听这话里行间,是很推崇布衣之侠郭解了?三件事分别体现了他大公无私、以德报怨、不慕名利的美好品德?

所以阁下莫非是……现任太史公、知名太史公司马迁的父亲司马谈?

那就不奇怪了。

据说《史记》是太史公接手其父遗志和成果,整理撰写而成,是父子俩——或许还有其先祖的共同目标和理想。

那像是史记中一样,对郭解这类‘民间公义力量’有所偏向,也就不足为怪了,说不定就是司马x谈本人落笔写的呢。

司马谈的话音落时,刘彻脸色有异。

左内史公孙弘眼观八路,不露声色。右内史潘系瞧瞧同事,也缩身不语。

殿中其余公卿眉眼低垂,如老僧入定,坐如大钟。

耿直的汲黯难得的欲言又止,看向刘吉。

刘吉莫名其妙:汲都尉,你看我做甚?

等着他冲锋陷阵不成?

与年逾古稀的公孙弘一样,花甲老人主父偃年纪也不小了。

但行事倒愈发肆意,有些聊发少年狂、也有些末日狂欢一样人之将死的疯感。

他听司马谈叭叭一堆,不耐烦道:“这与今日之事有何干系!”

司马谈想说怎么没干系?

他欣赏郭解侠义行事,可今日看这趋势,似是要查办他,说不定最后就办成了首恶,免不了一死。

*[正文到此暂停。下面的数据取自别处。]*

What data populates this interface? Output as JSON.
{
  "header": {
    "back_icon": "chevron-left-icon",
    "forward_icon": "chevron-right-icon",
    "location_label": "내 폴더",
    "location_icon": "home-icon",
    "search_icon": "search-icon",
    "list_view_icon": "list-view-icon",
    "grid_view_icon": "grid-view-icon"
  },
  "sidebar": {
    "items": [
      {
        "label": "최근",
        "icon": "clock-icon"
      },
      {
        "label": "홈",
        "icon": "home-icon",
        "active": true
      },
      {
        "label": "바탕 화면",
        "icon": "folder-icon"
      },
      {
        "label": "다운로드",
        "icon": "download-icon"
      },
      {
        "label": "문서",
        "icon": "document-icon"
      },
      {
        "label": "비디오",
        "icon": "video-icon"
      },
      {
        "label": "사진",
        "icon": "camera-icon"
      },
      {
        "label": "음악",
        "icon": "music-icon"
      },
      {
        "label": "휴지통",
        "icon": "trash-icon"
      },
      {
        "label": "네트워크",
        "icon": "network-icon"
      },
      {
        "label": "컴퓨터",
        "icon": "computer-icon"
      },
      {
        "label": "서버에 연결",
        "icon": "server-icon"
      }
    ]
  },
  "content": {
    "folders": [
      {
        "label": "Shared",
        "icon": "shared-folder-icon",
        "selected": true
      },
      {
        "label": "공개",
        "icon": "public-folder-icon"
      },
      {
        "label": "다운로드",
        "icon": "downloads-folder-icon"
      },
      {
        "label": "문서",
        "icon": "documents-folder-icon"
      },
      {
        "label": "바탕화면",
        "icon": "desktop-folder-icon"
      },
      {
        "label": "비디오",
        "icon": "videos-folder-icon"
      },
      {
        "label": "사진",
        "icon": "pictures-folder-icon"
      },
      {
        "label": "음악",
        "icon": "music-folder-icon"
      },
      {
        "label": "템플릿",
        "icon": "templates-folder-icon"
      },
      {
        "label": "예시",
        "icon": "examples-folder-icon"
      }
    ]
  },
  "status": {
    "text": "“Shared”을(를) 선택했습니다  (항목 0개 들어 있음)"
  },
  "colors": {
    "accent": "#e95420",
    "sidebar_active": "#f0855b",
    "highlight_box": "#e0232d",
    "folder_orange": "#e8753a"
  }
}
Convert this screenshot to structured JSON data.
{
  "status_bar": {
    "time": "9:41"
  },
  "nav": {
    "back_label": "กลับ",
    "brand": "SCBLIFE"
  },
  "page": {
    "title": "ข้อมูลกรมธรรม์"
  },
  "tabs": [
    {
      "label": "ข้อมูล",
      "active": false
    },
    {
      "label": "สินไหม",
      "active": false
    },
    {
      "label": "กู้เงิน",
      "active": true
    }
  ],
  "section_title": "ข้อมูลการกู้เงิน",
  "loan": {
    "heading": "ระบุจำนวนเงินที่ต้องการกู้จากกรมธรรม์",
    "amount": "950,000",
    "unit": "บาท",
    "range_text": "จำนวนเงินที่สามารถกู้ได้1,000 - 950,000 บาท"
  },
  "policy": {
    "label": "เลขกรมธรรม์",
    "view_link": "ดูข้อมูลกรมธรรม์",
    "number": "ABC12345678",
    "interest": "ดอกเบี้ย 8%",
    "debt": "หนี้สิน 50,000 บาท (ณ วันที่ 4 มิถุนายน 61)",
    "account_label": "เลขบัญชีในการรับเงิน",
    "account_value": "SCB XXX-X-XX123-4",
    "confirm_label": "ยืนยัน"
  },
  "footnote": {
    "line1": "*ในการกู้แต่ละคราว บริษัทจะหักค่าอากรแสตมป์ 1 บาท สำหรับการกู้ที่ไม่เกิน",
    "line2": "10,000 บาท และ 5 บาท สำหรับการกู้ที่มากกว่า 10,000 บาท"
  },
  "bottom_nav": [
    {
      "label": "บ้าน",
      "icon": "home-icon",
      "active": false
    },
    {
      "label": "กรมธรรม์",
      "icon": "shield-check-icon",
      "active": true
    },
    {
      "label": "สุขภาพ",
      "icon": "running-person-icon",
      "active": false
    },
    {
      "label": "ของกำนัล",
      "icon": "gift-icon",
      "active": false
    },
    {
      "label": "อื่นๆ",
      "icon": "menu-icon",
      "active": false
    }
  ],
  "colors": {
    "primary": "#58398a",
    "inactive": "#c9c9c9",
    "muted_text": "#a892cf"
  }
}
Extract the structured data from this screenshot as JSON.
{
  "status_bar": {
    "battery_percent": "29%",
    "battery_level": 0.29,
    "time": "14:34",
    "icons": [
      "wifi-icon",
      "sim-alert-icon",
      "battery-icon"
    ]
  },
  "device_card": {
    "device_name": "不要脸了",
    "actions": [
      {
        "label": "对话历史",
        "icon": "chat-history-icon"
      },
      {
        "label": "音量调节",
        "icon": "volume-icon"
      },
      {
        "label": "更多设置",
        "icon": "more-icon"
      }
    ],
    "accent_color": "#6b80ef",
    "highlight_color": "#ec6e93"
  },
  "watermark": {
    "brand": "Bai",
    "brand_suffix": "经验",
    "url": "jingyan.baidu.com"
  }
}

他得提前说一说郭解的为人处世,叫殿中君臣莫要听了君侯恶言,先入为主。

主父偃收到司马谈的眼神,心下都气笑了!

到底是谁不懂今日形势?

总不会是我主父偃。

司马家,也只能守着他们家世袭的太史令了。

毕竟写史就要一个刚正不阿,皇帝叫改史,他们也能顶得住天威,绝不篡改一字一句。

刘吉环顾殿中情势走向,这仿佛具现化的波诡云谲、刀光剑影啊。

但他今日是局中人,又已经开了个头,便也无需缩头缩尾了。

况且,他又不是日常要君臣相对的朝中公卿,他有自己的地盘封地,他需要做一个‘懂事的侄子’就行。

“哈!”刘吉发出一声短促的笑。

汲黯一个激灵,心脏失序地一抖。

……

刘彻眼看他那侄子再次摆出架势,他这次也不忙开口,静观对方发挥。

“听太史公话里话外的意思,似乎认同郭解作为布衣之侠及其行侠义之事?”刘吉看似好奇地开问。

司马谈作为史官,宁折不弯、刚正不阿,同时也没多少官场天分。

但还是能听出刘吉话中几分风雨欲来,毕竟上次对方与汲长儒的辩论他也在场。

司马谈发挥史官用字措辞谨慎的习惯,“臣谈只是以为,如果其中有何误解,让君侯对郭解深恶之,对今日之事的裁判有失公允。”

刘吉两手一摊:“当然当然,今日之事自然是要去查明的,以免受我一面之词误导了。”

也要避免史料转述记载失实,冤枉了郭解。

但他早就知道,作为内强皇权的手段之一,如果说推恩削藩是清除分封势力,那打击郭解——或者张解、李解随便哪个解,就是在对地方和迁徙茂陵县的豪强们杀鸡儆猴,收拢地方的社会权力。

事关重大,可不是他的喜恶能随意左右的。

刘吉于是反问:“只不过,我对郭解的见闻是一面之词,太史公的听闻难道就不是了?”

司马谈坚定不移:“臣从来以公允、正直、诚信为绳约束己身,绝不会偏私或抹黑某人,这也是臣作为史家的基本操守。”

“太史公之言,我深信不疑。”刘吉此言也发自内心。

纵览史记,确实是‘善序事理,辩而不华,质而不俚’1,也尽可能地做到了公允不偏私。

他也敬佩各代太史公的操守与气节。

但是,人的观点看法是主观的,不会因品德良好就变成客观的存在。

既然是主观的,那就必然会带有主观色彩。

这不止说司马谈对郭解的看法,也说他自己的。